Anyway enough frivolity and back to the excellent birding that has been turning up some interesting species over the last few days. After a two day absence at least one male garganey turned up again at Singleton this morning while a spotted redshank was on Xerox, just starting to attain it black summer plumage. Other goodies brought in by the changeable weather patterns were two green sandpipers on Monday at Ousefleet and little gull at Singleton on Tuesday.
Male and female Garganey from Monday
Birds of prey and owls have been pretty good recently although it seems like our long eared owls (last seen Tuesday) have started to hide themselves away from everyone now and hopefully get down to breeding? Marsh harriers on the other hand have been excellent and there has still been at least one ring tail hen harrier seen most days. Owls though still continue to entertain with short eared over the reedbed last night and very pleasingly a male barn owl taking voles back to the nest box at Marshland. This really is good news and has really warmed the cockles of my heart as the female lost her mate on the road in the early winter (see my old blogs). She's been alone since then so I was really delighted to see the male taking her food last night. He's a pretty tough customer too as you can see from my record photo that he managed to fend off a kesi that tried to steal the vole!

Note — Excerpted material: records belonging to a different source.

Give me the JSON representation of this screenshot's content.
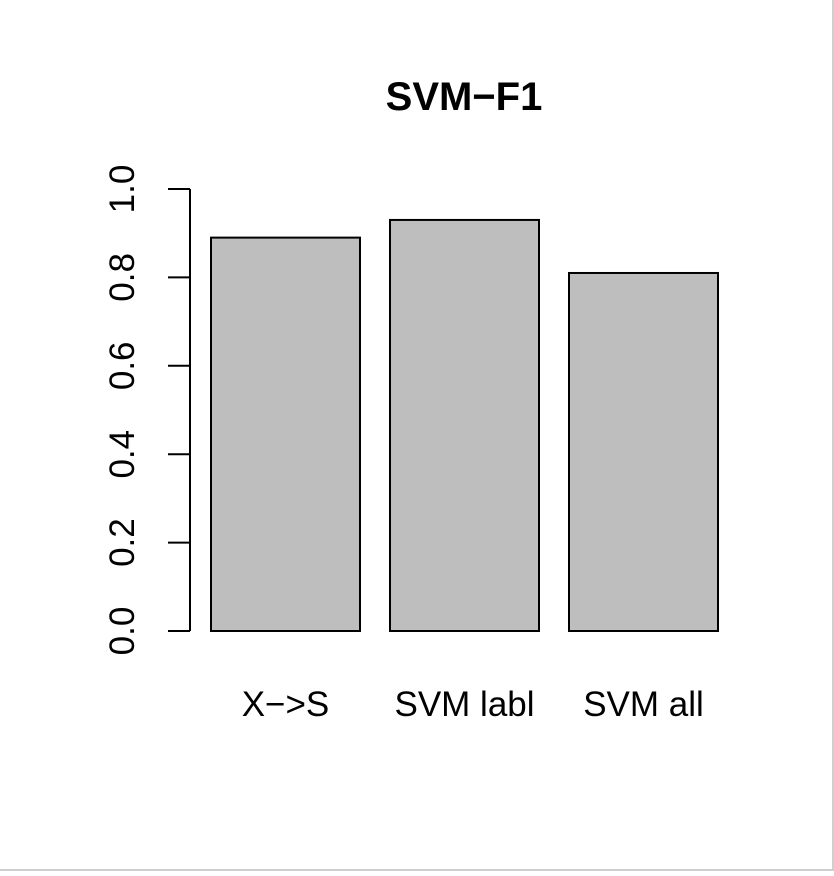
{
  "chart_data": {
    "type": "bar",
    "title": "SVM−F1",
    "xlabel": "",
    "ylabel": "",
    "categories": [
      "X−>S",
      "SVM labl",
      "SVM all"
    ],
    "values": [
      0.89,
      0.93,
      0.81
    ],
    "ylim": [
      0,
      1.0
    ],
    "yticks": [
      "0.0",
      "0.2",
      "0.4",
      "0.6",
      "0.8",
      "1.0"
    ],
    "grid": false,
    "legend": "none"
  },
  "colors": {
    "bar_fill": "#bebebe",
    "bar_stroke": "#000000",
    "axis": "#000000",
    "background": "#ffffff"
  }
}
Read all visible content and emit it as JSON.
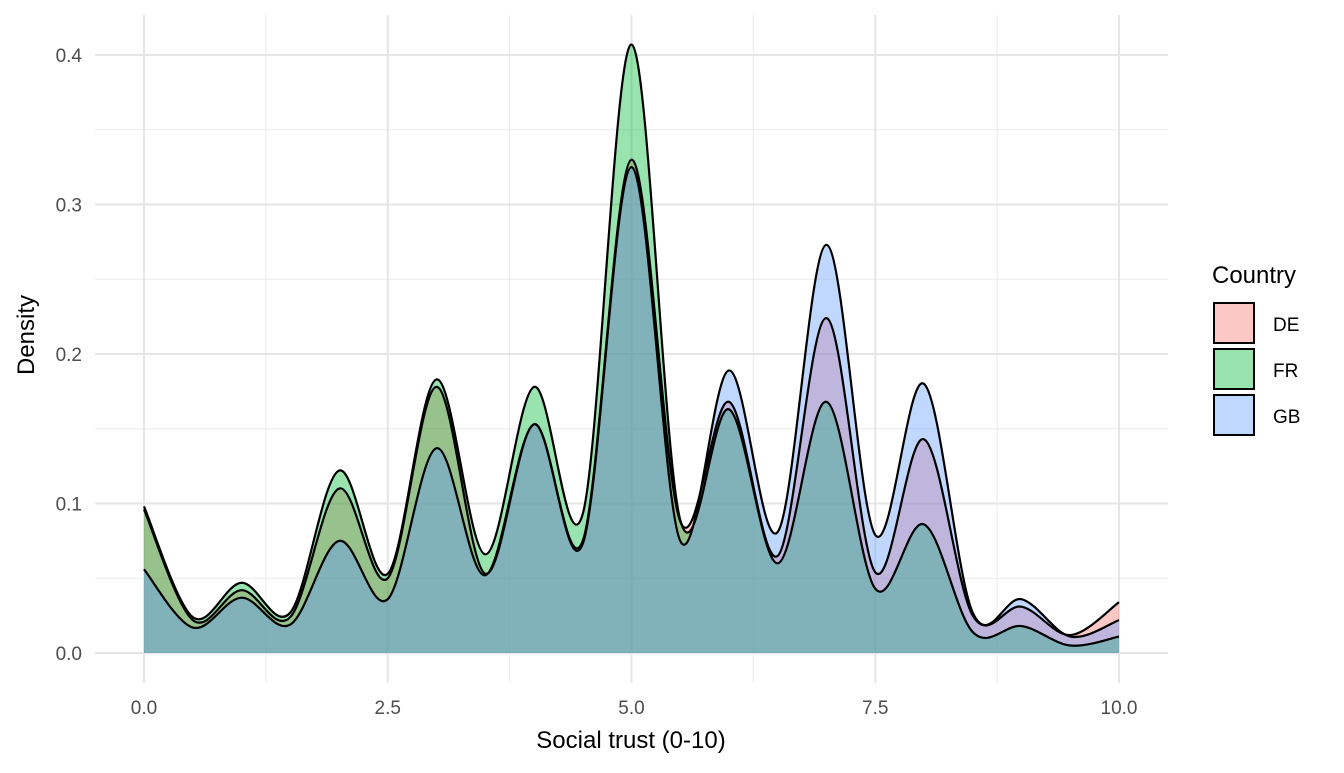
{
  "chart_data": {
    "type": "area",
    "title": "",
    "xlabel": "Social trust (0-10)",
    "ylabel": "Density",
    "xlim": [
      0,
      10
    ],
    "ylim": [
      0,
      0.4
    ],
    "grid": true,
    "x_ticks": [
      "0.0",
      "2.5",
      "5.0",
      "7.5",
      "10.0"
    ],
    "y_ticks": [
      "0.0",
      "0.1",
      "0.2",
      "0.3",
      "0.4"
    ],
    "legend": {
      "title": "Country",
      "placement": "right"
    },
    "x": [
      0,
      0.5,
      1,
      1.5,
      2,
      2.5,
      3,
      3.5,
      4,
      4.5,
      5,
      5.5,
      6,
      6.5,
      7,
      7.5,
      8,
      8.5,
      9,
      9.5,
      10
    ],
    "series": [
      {
        "name": "DE",
        "color": "#F8766D",
        "values": [
          0.096,
          0.022,
          0.042,
          0.024,
          0.11,
          0.05,
          0.178,
          0.053,
          0.153,
          0.075,
          0.33,
          0.088,
          0.168,
          0.065,
          0.224,
          0.054,
          0.143,
          0.025,
          0.031,
          0.012,
          0.034
        ]
      },
      {
        "name": "FR",
        "color": "#00BA38",
        "values": [
          0.098,
          0.024,
          0.047,
          0.027,
          0.122,
          0.053,
          0.183,
          0.066,
          0.178,
          0.093,
          0.407,
          0.089,
          0.163,
          0.06,
          0.168,
          0.043,
          0.086,
          0.014,
          0.018,
          0.005,
          0.011
        ]
      },
      {
        "name": "GB",
        "color": "#619CFF",
        "values": [
          0.056,
          0.017,
          0.037,
          0.019,
          0.075,
          0.036,
          0.137,
          0.052,
          0.153,
          0.073,
          0.325,
          0.075,
          0.189,
          0.081,
          0.273,
          0.079,
          0.18,
          0.027,
          0.036,
          0.011,
          0.022
        ]
      }
    ]
  }
}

Barn owl with vole, and defending its super from Kes
As you would expect there has been quite a bit of migration over the last few days with some cracking male wheatears going through on their way north. These seemed to be dropped down by Tuesdays heavy rain along with large numbers of sedge warblers and a few willow warblers. Other migrants are trickling in with a few yellow wagtails, plenty of chiffchaffs who are already nest building, swallow, sand martins, and the odd blackcap. However there is still the odd winter bird about too with fieldfare also seen mid week.

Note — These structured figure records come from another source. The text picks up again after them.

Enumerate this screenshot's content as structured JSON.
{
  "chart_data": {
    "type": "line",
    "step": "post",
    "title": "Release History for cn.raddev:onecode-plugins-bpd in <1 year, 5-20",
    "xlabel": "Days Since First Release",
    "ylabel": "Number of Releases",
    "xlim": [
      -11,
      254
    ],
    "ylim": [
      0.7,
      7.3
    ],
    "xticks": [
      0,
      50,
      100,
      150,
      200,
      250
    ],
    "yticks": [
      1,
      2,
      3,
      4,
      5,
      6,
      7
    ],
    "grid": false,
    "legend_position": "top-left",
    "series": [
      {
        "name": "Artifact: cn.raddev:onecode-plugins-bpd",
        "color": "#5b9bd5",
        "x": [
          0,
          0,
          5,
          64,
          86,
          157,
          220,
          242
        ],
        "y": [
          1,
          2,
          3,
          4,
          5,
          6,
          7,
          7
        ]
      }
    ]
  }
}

Male wheatear - the question is which race? looks quite bright
And the recent tidal flooding
Seems to be giving the reed buntings plenty of habitat
And these little chaps - displaying sedge warbler, you get better photographs a bit later in the spring!
Plenty of avocet's currently on site with over 50 now looking as though they are getting ready for egg laying, best seen on Townend lagoon in the morning at the moment but at least some are usually present most of the day. Other waders are again thin on the ground but there is usually curlew, redshank, lapwing and at least 12 snipe present. Hopefully as our water levels on Ousefleet Start to drop after the high tide flooding then we may start getting a few black tailed godwits back on to site from across the river (how prophetic - just been told there are 60 up on Ousefleet today!).
Avocets on Townend
The black headed gulls are wanting to get down to nesting but their numbers are well down on the past few years, no doubt the effect of Marsh harrier predation.
A good smattering of common duck about to brighten the place up but notably at least one goldeneye is still on site. Lots of Cetti's warblers singing about site with one almost blasting my hat off this morning it was so close and loud! Also look out for little egrets, tree sparrows and all our common breeding birds as you walk around site.
Good to see too this morning a nice bit of spring fungi emerging on the grazing marsh this morning, still to identify it but it looks a bit like its some sort of bolete?